Aziz İslam Peygamberinin (s.a.a) bisetini, İslam ümmetine ve İran milletine tebrik eden İmam Hamanei, Kuran ayetlerine istinaden, derin içerikli biset kavramını ele aldı ve şöyle dedi: Biset; diriliş bayramı, ilahi fıtrata dönüş günü ve “aklaniyet, hürriyet, adalet ve Allah’a kulluk” ile birlikte olan hayattır ve ilahi peygamberlerin vazifesi, yüce Allah’ın emirleri ve tevhit çerçevesinde insanları bu temiz fıtrata ve akletmeye doğru hidayet etmektir.

İnsanlığın bisetin öğretilerine olan daimi ihtiyacına temasla, cahiliyet akımını bisetin karşıt cephesi olarak değerlendiren İmam Hamanei, şöyle devam etti: Cahiliyet akımı, İslam Peygamberinin (s.a.a) dönemine ait değildir, belki peygamberler vasıtasıyla hidayete erişmiş olan düşünceye karşı devam ederek gelen bir akımdır ki bu günde, bilim ve teknolojiden yararlanarak yeni bir formatta zuhur etmiştir.

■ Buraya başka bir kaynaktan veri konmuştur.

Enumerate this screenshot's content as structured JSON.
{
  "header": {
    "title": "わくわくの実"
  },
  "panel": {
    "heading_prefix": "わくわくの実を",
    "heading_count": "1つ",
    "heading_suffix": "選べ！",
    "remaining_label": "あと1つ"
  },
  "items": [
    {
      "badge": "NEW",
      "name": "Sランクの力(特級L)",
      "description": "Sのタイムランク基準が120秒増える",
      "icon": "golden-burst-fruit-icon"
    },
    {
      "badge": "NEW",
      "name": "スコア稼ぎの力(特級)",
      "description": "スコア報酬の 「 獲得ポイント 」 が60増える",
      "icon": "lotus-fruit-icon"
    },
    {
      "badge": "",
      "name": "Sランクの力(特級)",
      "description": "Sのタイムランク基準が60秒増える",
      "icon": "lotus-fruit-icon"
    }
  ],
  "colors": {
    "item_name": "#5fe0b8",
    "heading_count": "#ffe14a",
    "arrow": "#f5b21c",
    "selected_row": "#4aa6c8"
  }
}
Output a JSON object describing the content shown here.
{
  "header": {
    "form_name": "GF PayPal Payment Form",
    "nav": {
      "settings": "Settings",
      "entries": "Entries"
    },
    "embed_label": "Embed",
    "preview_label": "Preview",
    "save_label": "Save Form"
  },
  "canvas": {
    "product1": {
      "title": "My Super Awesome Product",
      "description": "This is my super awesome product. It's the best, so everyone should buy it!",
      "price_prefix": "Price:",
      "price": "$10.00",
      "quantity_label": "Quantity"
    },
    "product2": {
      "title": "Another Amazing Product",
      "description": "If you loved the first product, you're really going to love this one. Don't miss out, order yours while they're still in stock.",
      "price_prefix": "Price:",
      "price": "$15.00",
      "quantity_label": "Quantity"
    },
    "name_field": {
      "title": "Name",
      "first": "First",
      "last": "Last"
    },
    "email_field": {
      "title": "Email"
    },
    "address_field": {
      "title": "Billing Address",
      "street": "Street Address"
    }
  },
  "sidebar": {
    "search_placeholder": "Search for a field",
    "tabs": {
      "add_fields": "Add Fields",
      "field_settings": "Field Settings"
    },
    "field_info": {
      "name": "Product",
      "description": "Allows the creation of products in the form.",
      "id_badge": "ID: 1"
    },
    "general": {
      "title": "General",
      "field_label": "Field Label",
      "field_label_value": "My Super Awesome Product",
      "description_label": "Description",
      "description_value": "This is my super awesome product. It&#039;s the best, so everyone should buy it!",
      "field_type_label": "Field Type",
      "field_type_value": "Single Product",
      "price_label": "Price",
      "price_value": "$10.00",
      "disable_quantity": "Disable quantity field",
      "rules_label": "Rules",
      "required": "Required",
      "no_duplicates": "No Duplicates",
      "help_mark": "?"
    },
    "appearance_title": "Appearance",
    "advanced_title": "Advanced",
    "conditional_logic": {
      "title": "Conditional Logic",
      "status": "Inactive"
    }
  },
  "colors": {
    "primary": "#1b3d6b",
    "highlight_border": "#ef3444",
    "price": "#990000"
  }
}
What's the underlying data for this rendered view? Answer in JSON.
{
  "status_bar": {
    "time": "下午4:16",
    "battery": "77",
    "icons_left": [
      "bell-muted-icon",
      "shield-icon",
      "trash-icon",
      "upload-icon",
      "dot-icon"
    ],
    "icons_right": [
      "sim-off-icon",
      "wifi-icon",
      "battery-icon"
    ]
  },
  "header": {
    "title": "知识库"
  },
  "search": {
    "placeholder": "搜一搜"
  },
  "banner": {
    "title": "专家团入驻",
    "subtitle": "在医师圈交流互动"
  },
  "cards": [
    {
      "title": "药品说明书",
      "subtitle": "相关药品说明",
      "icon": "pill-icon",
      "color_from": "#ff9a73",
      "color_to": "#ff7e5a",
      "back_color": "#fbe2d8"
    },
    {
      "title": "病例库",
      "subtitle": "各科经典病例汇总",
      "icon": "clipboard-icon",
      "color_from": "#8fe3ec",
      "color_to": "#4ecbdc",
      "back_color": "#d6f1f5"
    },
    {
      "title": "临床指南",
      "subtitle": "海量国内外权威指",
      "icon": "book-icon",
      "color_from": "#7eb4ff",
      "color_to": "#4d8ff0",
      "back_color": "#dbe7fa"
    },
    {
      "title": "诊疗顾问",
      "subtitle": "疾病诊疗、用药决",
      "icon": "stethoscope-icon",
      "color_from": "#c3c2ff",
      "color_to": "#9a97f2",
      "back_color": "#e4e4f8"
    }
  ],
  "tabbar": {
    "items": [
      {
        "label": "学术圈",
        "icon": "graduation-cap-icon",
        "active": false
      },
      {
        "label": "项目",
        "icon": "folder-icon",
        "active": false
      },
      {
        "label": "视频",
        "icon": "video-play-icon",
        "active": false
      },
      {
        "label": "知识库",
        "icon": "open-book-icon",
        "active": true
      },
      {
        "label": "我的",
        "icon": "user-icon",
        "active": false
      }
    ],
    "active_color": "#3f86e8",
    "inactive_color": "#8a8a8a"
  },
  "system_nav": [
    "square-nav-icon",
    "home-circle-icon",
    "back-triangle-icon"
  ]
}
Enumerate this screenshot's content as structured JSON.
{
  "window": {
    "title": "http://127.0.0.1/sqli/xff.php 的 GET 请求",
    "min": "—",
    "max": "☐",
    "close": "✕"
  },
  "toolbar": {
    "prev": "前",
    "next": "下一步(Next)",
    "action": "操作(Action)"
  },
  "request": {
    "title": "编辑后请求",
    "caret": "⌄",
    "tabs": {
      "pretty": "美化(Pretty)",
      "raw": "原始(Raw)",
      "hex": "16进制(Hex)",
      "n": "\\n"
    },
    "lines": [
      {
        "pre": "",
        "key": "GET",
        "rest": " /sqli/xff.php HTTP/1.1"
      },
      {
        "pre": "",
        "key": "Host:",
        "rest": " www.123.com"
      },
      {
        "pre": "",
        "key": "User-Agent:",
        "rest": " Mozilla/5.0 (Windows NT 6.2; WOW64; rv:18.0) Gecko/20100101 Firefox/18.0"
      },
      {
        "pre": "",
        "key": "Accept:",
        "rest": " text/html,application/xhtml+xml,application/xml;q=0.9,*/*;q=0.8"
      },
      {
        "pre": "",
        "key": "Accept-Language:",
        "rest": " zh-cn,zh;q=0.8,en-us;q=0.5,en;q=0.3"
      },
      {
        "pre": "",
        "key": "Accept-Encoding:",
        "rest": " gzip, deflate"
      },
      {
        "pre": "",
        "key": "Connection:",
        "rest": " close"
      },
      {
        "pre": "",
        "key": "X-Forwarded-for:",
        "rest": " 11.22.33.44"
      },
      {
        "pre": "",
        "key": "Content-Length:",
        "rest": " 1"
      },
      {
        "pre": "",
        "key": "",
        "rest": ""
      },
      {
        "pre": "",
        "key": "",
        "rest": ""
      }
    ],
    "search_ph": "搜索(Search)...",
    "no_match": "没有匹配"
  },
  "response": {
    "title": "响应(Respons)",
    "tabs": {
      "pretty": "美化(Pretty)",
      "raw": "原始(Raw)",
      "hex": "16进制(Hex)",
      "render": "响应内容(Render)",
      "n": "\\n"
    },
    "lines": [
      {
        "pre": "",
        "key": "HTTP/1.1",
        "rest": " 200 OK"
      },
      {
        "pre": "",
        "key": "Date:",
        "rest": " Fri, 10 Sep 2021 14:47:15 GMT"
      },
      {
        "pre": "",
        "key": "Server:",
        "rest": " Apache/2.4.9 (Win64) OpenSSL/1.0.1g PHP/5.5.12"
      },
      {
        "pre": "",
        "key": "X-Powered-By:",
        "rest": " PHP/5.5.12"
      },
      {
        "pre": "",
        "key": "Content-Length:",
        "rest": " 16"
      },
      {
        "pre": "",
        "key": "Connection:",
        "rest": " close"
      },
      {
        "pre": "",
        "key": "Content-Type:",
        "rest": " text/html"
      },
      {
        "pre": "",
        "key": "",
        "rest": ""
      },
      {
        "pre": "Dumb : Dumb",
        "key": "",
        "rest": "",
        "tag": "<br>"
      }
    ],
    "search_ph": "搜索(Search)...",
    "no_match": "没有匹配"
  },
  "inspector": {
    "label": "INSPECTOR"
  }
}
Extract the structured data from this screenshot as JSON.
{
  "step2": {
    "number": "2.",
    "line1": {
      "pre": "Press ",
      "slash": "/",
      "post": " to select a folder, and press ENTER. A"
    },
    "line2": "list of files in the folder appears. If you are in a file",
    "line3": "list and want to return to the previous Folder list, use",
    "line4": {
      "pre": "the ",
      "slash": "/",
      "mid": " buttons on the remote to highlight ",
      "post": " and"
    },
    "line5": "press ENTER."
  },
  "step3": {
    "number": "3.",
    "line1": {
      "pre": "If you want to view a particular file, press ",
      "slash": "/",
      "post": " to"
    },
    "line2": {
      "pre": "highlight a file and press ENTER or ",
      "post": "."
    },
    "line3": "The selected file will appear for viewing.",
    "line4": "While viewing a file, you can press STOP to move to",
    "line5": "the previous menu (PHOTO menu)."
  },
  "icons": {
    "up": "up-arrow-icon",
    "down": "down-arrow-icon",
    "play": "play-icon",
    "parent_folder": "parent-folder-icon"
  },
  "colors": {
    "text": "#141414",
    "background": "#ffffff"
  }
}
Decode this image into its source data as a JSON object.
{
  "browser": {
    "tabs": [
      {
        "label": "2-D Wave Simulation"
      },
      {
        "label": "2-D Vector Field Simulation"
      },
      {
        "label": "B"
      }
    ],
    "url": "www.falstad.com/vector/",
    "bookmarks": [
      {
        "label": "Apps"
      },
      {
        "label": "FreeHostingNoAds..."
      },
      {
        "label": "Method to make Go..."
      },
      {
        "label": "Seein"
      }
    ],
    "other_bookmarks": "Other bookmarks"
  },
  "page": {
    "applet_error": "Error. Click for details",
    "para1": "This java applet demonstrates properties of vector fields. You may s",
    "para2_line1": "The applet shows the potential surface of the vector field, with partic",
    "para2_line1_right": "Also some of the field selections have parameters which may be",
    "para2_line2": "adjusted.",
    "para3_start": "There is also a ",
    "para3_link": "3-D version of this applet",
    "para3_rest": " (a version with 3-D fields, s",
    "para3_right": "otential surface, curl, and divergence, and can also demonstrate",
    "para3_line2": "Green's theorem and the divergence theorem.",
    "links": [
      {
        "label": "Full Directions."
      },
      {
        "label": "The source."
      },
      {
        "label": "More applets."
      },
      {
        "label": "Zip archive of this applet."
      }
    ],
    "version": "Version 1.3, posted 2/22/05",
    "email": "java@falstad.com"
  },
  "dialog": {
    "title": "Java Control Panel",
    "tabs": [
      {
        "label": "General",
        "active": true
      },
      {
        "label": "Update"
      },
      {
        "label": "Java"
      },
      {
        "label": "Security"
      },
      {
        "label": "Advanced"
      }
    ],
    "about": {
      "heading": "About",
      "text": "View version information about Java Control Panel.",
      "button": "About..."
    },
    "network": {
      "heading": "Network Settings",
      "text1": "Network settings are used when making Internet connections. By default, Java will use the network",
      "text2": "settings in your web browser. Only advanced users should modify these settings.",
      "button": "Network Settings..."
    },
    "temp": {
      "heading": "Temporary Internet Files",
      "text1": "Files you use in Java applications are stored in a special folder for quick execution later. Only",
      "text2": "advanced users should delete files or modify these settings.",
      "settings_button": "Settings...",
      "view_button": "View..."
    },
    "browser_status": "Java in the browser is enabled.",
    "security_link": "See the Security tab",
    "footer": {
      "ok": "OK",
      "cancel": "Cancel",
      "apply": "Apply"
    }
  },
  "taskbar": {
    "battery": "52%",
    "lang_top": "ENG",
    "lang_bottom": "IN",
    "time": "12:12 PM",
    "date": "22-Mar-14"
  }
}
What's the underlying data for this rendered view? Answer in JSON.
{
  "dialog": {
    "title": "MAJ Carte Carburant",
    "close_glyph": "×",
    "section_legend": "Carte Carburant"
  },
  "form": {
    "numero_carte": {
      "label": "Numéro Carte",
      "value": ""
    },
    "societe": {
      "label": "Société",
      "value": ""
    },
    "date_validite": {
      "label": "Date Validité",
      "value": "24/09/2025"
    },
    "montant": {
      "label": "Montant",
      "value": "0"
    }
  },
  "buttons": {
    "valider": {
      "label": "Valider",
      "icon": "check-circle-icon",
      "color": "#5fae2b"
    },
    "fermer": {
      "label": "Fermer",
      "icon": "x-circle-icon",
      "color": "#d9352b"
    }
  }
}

Cahiliyet akımının temel belirgin özelliklerinin şehvet, öfke ve nefsani isteklere düşkünlük olduğunu vurgulayan İslam İnkılabı Rehberi, “Cahili cephenin icraatının neticesi, insanlığın sürekli olarak acı, çile ve aşağılanma içinde olması, milyonlarca insanın katledilmesi, milletlere ait kaynakların talanı, bozgunculuk ve fesat olmuştur ki iki dünya savaşı, bunun bariz örneğidir” diye anımsattı.

İmam Hamanei, iki akım olarak cahiliyet ve biset akımlarının ferdi ve içtimai düzeylerde zuhur ettiğini dile getirerek, şöyle dedi: Eğer uluslararası düzeyde güçlerin davranışı peygamberler vasıtasıyla hidayete erişmiş olan akıl çerçevesinde olursa, dünya bir şekilde olacaktır ve eğer onların davranışı nefsani istekler, güce tapma ve fitne çıkarma çerçevesinde olursa, dünya başka bir şekilde olacaktır.

Milletlerin sömürgecilik postalı altında ezilmesini, cahiliyet akımının icraatının diğer bariz örneklerinden biri olarak dile getiren İmam Hamanei, yıllarca süren İngiliz sömürgeciliği sonucunda kaynakları yağmalanan ve kara toprağa yatırılan Hindistan’a işaretle, “Bu gün Batı Asya bölgesinde süren savaşların ve fitnelerin de cahiliyet ve şeytan cephesinin icraatının bir sonucu olduğunu” anımsattı.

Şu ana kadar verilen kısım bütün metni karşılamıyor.